Lois Tripp Slocum was born in New Bedford, Massachusetts, the daughter of Edward Manchester Slocum and Eleanor Victoria Tripp Slocum.[1] She graduated from Smith College in 1921, adding a master's degree in 1924. She held a Lick Observatory fellowship,[2][3] and earned a Ph.D. at the University of California in 1930, completing a dissertation titled "A study of color indices of faint stars in five selected areas in the Milky Way" under advisor Robert J. Trumpler.[4][5]Fred Whipple was in the same astronomy cohort at California, finishing in the same year as Slocum.[6]

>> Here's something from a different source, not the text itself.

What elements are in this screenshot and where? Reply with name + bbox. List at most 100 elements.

Her uncle was astronomer Frederick Slocum, who was a professor at Brown University in Rhode Island, and at Wesleyan University in Connecticut.[7][1]
Career
Lois Slocum taught at Wellesley College with Leah Allen early in her career.[8] She was a member of the astronomy department at Smith College from 1932 to 1943, and in 1944 joined the faculty at Wilson College.[9]
Publications by Slocum included "Occultations of the Pleiades by the moon on February 14, 1932" (Astronomical Journal 1932),[14] and "The eclipsing binary WW Aurigae" (Lick Observatory Bulletin 1942).[15]
Personal life
Lois Tripp Slocum died in 1951, aged 52 years, in Chambersburg, Pennsylvania.[9] In 1967, an endowment from her mother's estate established the annual Lois T. Slocum Lecture at Wilson College, named in her memory.[16]